Avi Loeb defende o uso de tecnologia avançada para estudar fenômenos aéreos não identificados em White Sands
O astrofísico de Harvard, Avi Loeb, endossou publicamente a ideia de que armas de micro-ondas de alta intensidade, usadas contra UAPs (Fenômenos Aéreos Não Identificados), poderiam ser implantadas em White Sands, argumentando que materiais de quaisquer orbes abatidos ofereceriam o caminho mais claro para determinar se representam tecnologia não humana.
Em sua opinião, a análise científica dos materiais recuperados ou a telemetria digital resolveriam a questão de forma muito mais decisiva do que os registros de arquivo jamais poderiam.
A reivindicação de White Sands e o caso científico
As últimas alegações decorrem de uma mensagem em vídeo do jornalista investigativo Ross Coulthard, que afirmou que o Departamento de Guerra “recentemente abateu objetos e aeronaves, tanto nos EUA quanto do outro lado da fronteira, perto de Juárez, no México”.
Coulthard acrescentou que fontes da Casa Branca lhe disseram que Trump havia autorizado um esforço separado, não relacionado ao legado do programa, para capturar tecnologias consideradas exóticas, com a participação também do Gabinete do Diretor de Inteligência Nacional.
Avi Loeb afirma que as armas de micro-ondas de alta intensidade usadas contra os UAPs em White Sands podem fornecer materiais que finalmente comprovem se os objetos são de origem tecnológica não humana.

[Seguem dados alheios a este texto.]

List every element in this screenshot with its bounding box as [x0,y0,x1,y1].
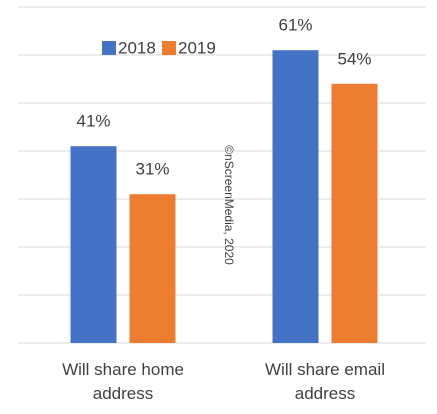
watermark: ©nScreenMedia, 2020 [222,145,236,265]
x-tick-label: Will share email address [265,360,385,403]
data-label: 31% [135,160,169,179]
data-label: 54% [337,49,371,68]
x-tick-label: Will share home address [62,360,184,403]
data-label: 41% [76,112,110,131]
bar [70,146,117,343]
bar [272,50,319,343]
legend-swatch [162,41,176,55]
bar [331,83,378,344]
legend-label: 2018 [118,38,156,57]
legend-label: 2019 [178,38,216,57]
data-label: 61% [278,16,312,35]
legend-swatch [102,41,116,55]
bar [129,194,176,343]
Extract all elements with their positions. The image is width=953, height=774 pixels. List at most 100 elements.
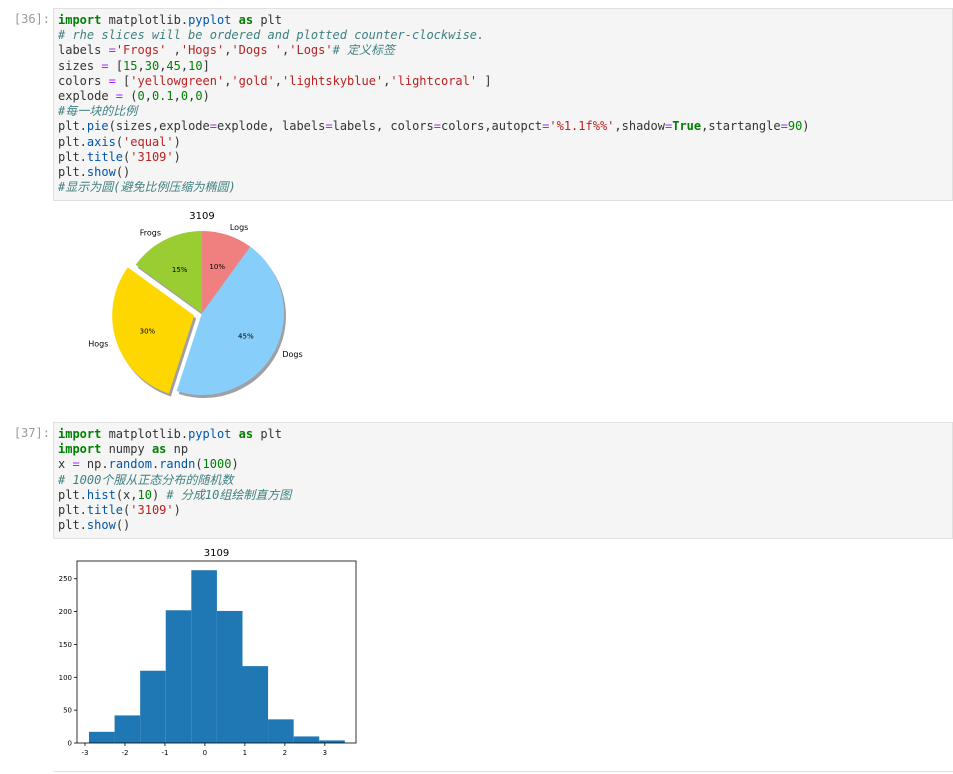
code-token: ) <box>202 89 210 104</box>
y-tick-label: 200 <box>59 608 72 616</box>
code-line: # 1000个服从正态分布的随机数 <box>58 473 948 488</box>
code-token: x <box>58 457 73 472</box>
code-token: ,startangle <box>701 119 781 134</box>
code-token: , <box>188 89 196 104</box>
cell-prompt-36: [36]: <box>13 12 50 26</box>
code-token: 90 <box>787 119 803 134</box>
code-token: import <box>58 442 102 457</box>
code-token: #每一块的比例 <box>58 104 138 119</box>
code-token: 10 <box>137 487 152 502</box>
y-tick-label: 0 <box>68 740 72 748</box>
code-line: x = np.random.randn(1000) <box>58 457 948 472</box>
pie-label: Dogs <box>282 350 302 359</box>
code-token: ( <box>123 149 131 164</box>
code-token: = <box>664 119 673 134</box>
code-cell-hist[interactable]: import matplotlib.pyplot as plt import nu… <box>53 422 953 539</box>
code-token: 30 <box>144 58 160 73</box>
code-token: True <box>672 119 702 134</box>
code-token: 45 <box>166 58 181 73</box>
code-token: [ <box>115 73 131 88</box>
code-token: , <box>282 43 290 58</box>
hist-bar <box>319 740 345 743</box>
code-token: 0 <box>137 89 145 104</box>
code-token: # 1000个服从正态分布的随机数 <box>58 472 234 487</box>
code-token: hist <box>86 487 116 502</box>
code-token: . <box>151 457 160 472</box>
hist-bar <box>268 719 294 743</box>
code-line: import matplotlib.pyplot as plt <box>58 427 948 442</box>
x-tick-label: 2 <box>283 749 287 757</box>
code-line: plt.title('3109') <box>58 150 948 165</box>
code-token: colors <box>58 73 109 88</box>
code-token: labels <box>58 43 109 58</box>
code-token: as <box>151 442 167 457</box>
code-token: axis <box>86 134 116 149</box>
code-token: ( <box>115 134 124 149</box>
code-token: ) <box>173 149 181 164</box>
code-token: pie <box>86 119 109 134</box>
code-token: #显示为圆(避免比例压缩为椭圆) <box>58 180 236 195</box>
code-token: # rhe slices will be ordered and plotted… <box>58 28 485 43</box>
code-token: title <box>86 149 124 164</box>
code-token: , <box>159 58 167 73</box>
code-token: plt. <box>58 134 87 149</box>
pie-label: Hogs <box>88 339 108 348</box>
code-token: colors,autopct <box>440 119 543 134</box>
code-token: , <box>383 73 391 88</box>
code-token: plt. <box>58 487 87 502</box>
code-token: 'Frogs' <box>115 43 167 58</box>
code-token: plt. <box>58 165 87 180</box>
code-line: # rhe slices will be ordered and plotted… <box>58 28 948 43</box>
code-token: 'yellowgreen' <box>130 73 225 88</box>
pie-pct-label: 30% <box>140 328 156 336</box>
code-token: ) <box>173 134 181 149</box>
code-token: 10 <box>188 58 203 73</box>
pie-pct-label: 45% <box>238 332 254 340</box>
code-line: import numpy as np <box>58 442 948 457</box>
code-token: import <box>58 13 102 27</box>
hist-bar <box>88 731 115 743</box>
code-token: (x, <box>115 487 138 502</box>
code-token: show <box>86 165 116 180</box>
code-token: np <box>166 442 189 457</box>
code-token: ) <box>173 503 181 518</box>
code-token: 'lightskyblue' <box>282 73 384 88</box>
code-token: = <box>433 119 441 134</box>
pie-slice-logs <box>202 231 251 313</box>
y-tick-label: 50 <box>63 707 72 715</box>
code-cell-pie[interactable]: import matplotlib.pyplot as plt # rhe sli… <box>53 8 953 201</box>
output-separator <box>53 771 953 772</box>
code-token: pyplot <box>188 13 232 27</box>
pie-label: Frogs <box>140 229 161 238</box>
code-token: = <box>209 119 217 134</box>
histogram-chart: 3109 -3 -2 -1 0 1 2 3 0 50 100 150 200 250 <box>59 548 357 757</box>
code-token: = <box>780 119 788 134</box>
code-token: , <box>224 43 232 58</box>
code-token: , <box>137 58 145 73</box>
cell-prompt-37: [37]: <box>13 426 50 440</box>
code-token: = <box>108 43 116 58</box>
code-line: plt.pie(sizes,explode=explode, labels=la… <box>58 119 948 134</box>
x-tick-label: 1 <box>243 749 247 757</box>
code-token: 0 <box>195 89 203 104</box>
code-token: 1000 <box>202 457 232 472</box>
x-tick-label: -3 <box>82 749 89 757</box>
code-token: '%1.1f%%' <box>549 119 615 134</box>
code-token: numpy <box>101 442 152 457</box>
code-token: 'lightcoral' <box>390 73 478 88</box>
hist-bar <box>165 610 192 743</box>
code-line: plt.show() <box>58 165 948 180</box>
code-token: as <box>238 427 254 441</box>
code-token <box>231 427 238 441</box>
code-token: pyplot <box>188 427 232 441</box>
code-token: plt. <box>58 149 87 164</box>
code-token: sizes <box>58 58 102 73</box>
code-token <box>231 13 238 27</box>
code-line: #每一块的比例 <box>58 104 948 119</box>
code-token: 0.1 <box>151 89 174 104</box>
code-token: explode, labels <box>216 119 326 134</box>
code-token: '3109' <box>130 503 174 518</box>
hist-bar <box>242 666 269 743</box>
code-token: ] <box>477 73 492 88</box>
hist-title: 3109 <box>204 548 229 559</box>
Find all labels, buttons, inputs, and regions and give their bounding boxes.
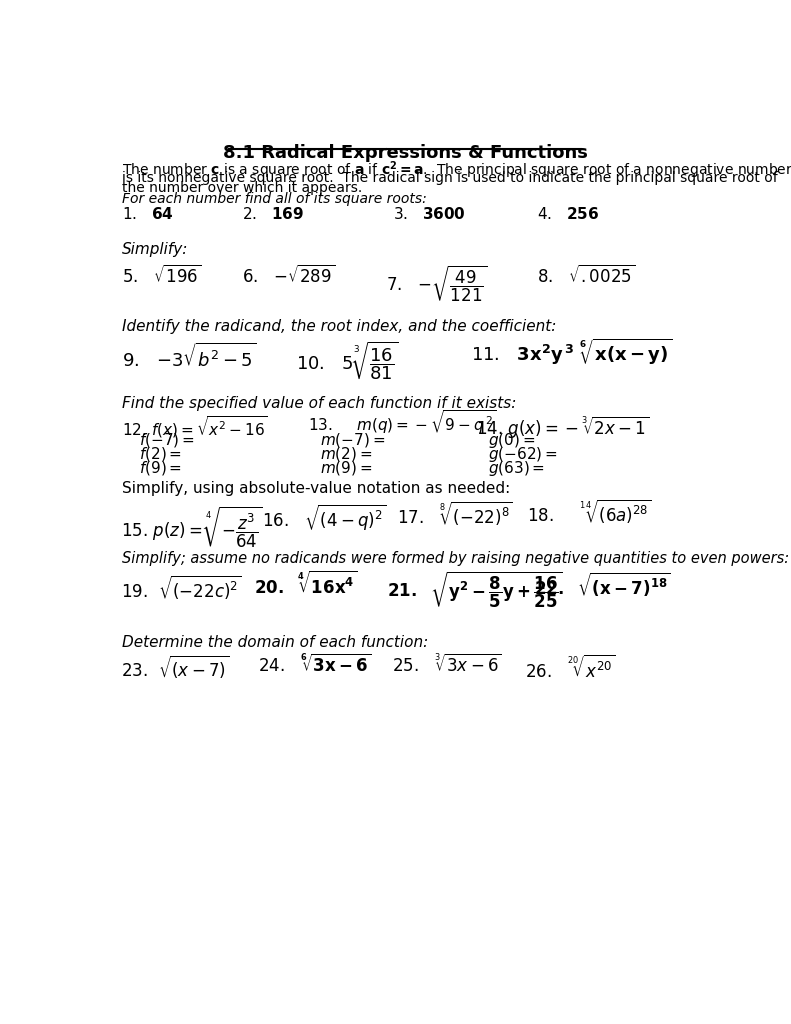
Text: 6.   $-\sqrt{289}$: 6. $-\sqrt{289}$ [242,265,335,288]
Text: Simplify; assume no radicands were formed by raising negative quantities to even: Simplify; assume no radicands were forme… [122,551,789,566]
Text: $m(9) = $: $m(9) = $ [320,459,373,476]
Text: 2.   $\mathbf{169}$: 2. $\mathbf{169}$ [242,206,305,222]
Text: $m(-7) = $: $m(-7) = $ [320,431,385,449]
Text: 18.     $\sqrt[14]{(6a)^{28}}$: 18. $\sqrt[14]{(6a)^{28}}$ [528,498,653,526]
Text: 7.   $-\sqrt{\dfrac{49}{121}}$: 7. $-\sqrt{\dfrac{49}{121}}$ [386,263,487,303]
Text: 17.   $\sqrt[8]{(-22)^8}$: 17. $\sqrt[8]{(-22)^8}$ [397,500,513,528]
Text: 16.   $\sqrt{(4-q)^2}$: 16. $\sqrt{(4-q)^2}$ [262,503,386,532]
Text: Identify the radicand, the root index, and the coefficient:: Identify the radicand, the root index, a… [122,319,557,334]
Text: Simplify, using absolute-value notation as needed:: Simplify, using absolute-value notation … [122,481,510,496]
Text: $f(2) = $: $f(2) = $ [139,444,182,463]
Text: 8.   $\sqrt{.0025}$: 8. $\sqrt{.0025}$ [537,265,635,288]
Text: 9.   $-3\sqrt{b^2-5}$: 9. $-3\sqrt{b^2-5}$ [122,342,256,371]
Text: $f(-7) = $: $f(-7) = $ [139,431,195,449]
Text: 14. $g(x) = -\sqrt[3]{2x-1}$: 14. $g(x) = -\sqrt[3]{2x-1}$ [476,414,649,440]
Text: 4.   $\mathbf{256}$: 4. $\mathbf{256}$ [537,206,599,222]
Text: $g(63) = $: $g(63) = $ [488,459,545,477]
Text: 1.   $\mathbf{64}$: 1. $\mathbf{64}$ [122,206,174,222]
Text: 11.   $\mathbf{3x^2y^{\,3}\ \sqrt[6]{x(x-y)}}$: 11. $\mathbf{3x^2y^{\,3}\ \sqrt[6]{x(x-y… [471,337,672,368]
Text: $m(2) = $: $m(2) = $ [320,444,373,463]
Text: Simplify:: Simplify: [122,243,188,257]
Text: 19.  $\sqrt{(-22c)^2}$: 19. $\sqrt{(-22c)^2}$ [120,573,241,602]
Text: 26.   $\sqrt[20]{x^{20}}$: 26. $\sqrt[20]{x^{20}}$ [525,654,615,681]
Text: The number $\bf{c}$ is a square root of $\bf{a}$ if $\bf{c^2 = a}$.  The princip: The number $\bf{c}$ is a square root of … [122,160,791,181]
Text: 25.   $\sqrt[3]{3x-6}$: 25. $\sqrt[3]{3x-6}$ [392,654,501,676]
Text: 13.     $m(q) = -\sqrt{9-q^{\,2}}$: 13. $m(q) = -\sqrt{9-q^{\,2}}$ [308,408,497,435]
Text: Find the specified value of each function if it exists:: Find the specified value of each functio… [122,396,517,412]
Text: is its nonnegative square root.  The radical sign is used to indicate the princi: is its nonnegative square root. The radi… [122,171,778,184]
Text: 12. $f(x) = \sqrt{x^2-16}$: 12. $f(x) = \sqrt{x^2-16}$ [122,414,268,440]
Text: 15. $p(z) = \sqrt[4]{-\dfrac{z^3}{64}}$: 15. $p(z) = \sqrt[4]{-\dfrac{z^3}{64}}$ [120,504,263,550]
Text: Determine the domain of each function:: Determine the domain of each function: [122,635,429,650]
Text: 3.   $\mathbf{3600}$: 3. $\mathbf{3600}$ [393,206,466,222]
Text: $f(9) = $: $f(9) = $ [139,459,182,476]
Text: $\mathbf{22.\ \ \sqrt{(x-7)^{18}}}$: $\mathbf{22.\ \ \sqrt{(x-7)^{18}}}$ [535,570,672,599]
Text: 8.1 Radical Expressions & Functions: 8.1 Radical Expressions & Functions [222,144,588,163]
Text: 24.   $\mathbf{\sqrt[6]{3x-6}}$: 24. $\mathbf{\sqrt[6]{3x-6}}$ [258,654,371,676]
Text: $g(0) = $: $g(0) = $ [488,431,536,450]
Text: $g(-62) = $: $g(-62) = $ [488,444,558,464]
Text: $\mathbf{21.\ \ \sqrt{y^2 - \dfrac{8}{5}y + \dfrac{16}{25}}}$: $\mathbf{21.\ \ \sqrt{y^2 - \dfrac{8}{5}… [387,569,563,610]
Text: 23.  $\sqrt{(x-7)}$: 23. $\sqrt{(x-7)}$ [120,654,229,681]
Text: the number over which it appears.: the number over which it appears. [122,181,362,196]
Text: 5.   $\sqrt{196}$: 5. $\sqrt{196}$ [122,265,202,288]
Text: For each number find all of its square roots:: For each number find all of its square r… [122,193,427,206]
Text: 10.   $5\sqrt[3]{\dfrac{16}{81}}$: 10. $5\sqrt[3]{\dfrac{16}{81}}$ [297,340,399,383]
Text: $\mathbf{20.\ \ \sqrt[4]{16x^4}}$: $\mathbf{20.\ \ \sqrt[4]{16x^4}}$ [254,570,358,598]
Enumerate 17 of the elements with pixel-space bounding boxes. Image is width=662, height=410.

Segundo as fontes de Coulthard, um dos sistemas de energia direcionada usados em White Sands é uma arma de micro-ondas de pulso alto, que “desativa uma aeronave emitindo uma intensa rajada de energia eletromagnética que viaja à velocidade da luz, penetra na aeronave e frita seus sistemas eletrônicos”.
As mesmas fontes alegam que as naves visadas exibem propriedades anômalas que correspondem às cinco características observáveis de UAPs (Fenômenos Aéreos Não Tripulados): aceleração instantânea, velocidade hipersônica, baixa observabilidade, viagem transmembrana e antigravidade.
Até o momento, nada disso foi corroborado por funcionários do governo. Ainda assim, Loeb argumenta que, se tais interceptações forem reais, a prioridade deve ser a análise científica dos restos mortais e dos dados dos sensores.
Ele argumenta que a estrutura em estado sólido, a composição química e isotópica, além das características de voo e das respostas à atividade humana, permitiriam aos pesquisadores distinguir entre explicações banais e algo genuinamente exótico.
Por que Loeb defende dados atualizados em vez de arquivos antigos?
A posição de Loeb é coerente com seu esforço mais amplo para tratar os UAPs como um problema científico testável, em vez de um enigma histórico. Ele afirmou repetidamente que os programas legados podem estar incompletos, comprometidos ao longo do tempo ou emperrados por entraves burocráticos, tornando a obtenção de novos dados de alta qualidade a melhor opção.
Em sua perspectiva, não são necessários registros antigos se for possível estudar materiais coletados recentemente com sensores modernos e análises baseadas em inteligência artificial.
Essa posição está em consonância com seus trabalhos anteriores sobre objetos interestelares como Oumuamua, onde ele defendeu a manutenção da hipótese da tecnologia artificial quando as explicações naturais se mostraram insuficientes.
Os críticos contestaram esse raciocínio, observando que a incapacidade de explicar imediatamente um fenômeno não prova que ele seja artificial. Loeb, por sua vez, rejeita a ideia de que afirmações extraordinárias sempre exigem provas extraordinárias no sentido tradicional, insistindo, em vez disso, na coleta de melhores evidências.
Se a operação em White Sands for genuína, Loeb afirma que o Conselho Consultivo Científico de UAPs — que ele preside e que mantém contato com a Casa Branca, o Pentágono, o FBI e as agências de inteligência — poderia liderar a análise. O objetivo, em suas palavras, é “fazer história” produzindo dados que moldarão os relatos futuros, em vez de apenas repetir o passado.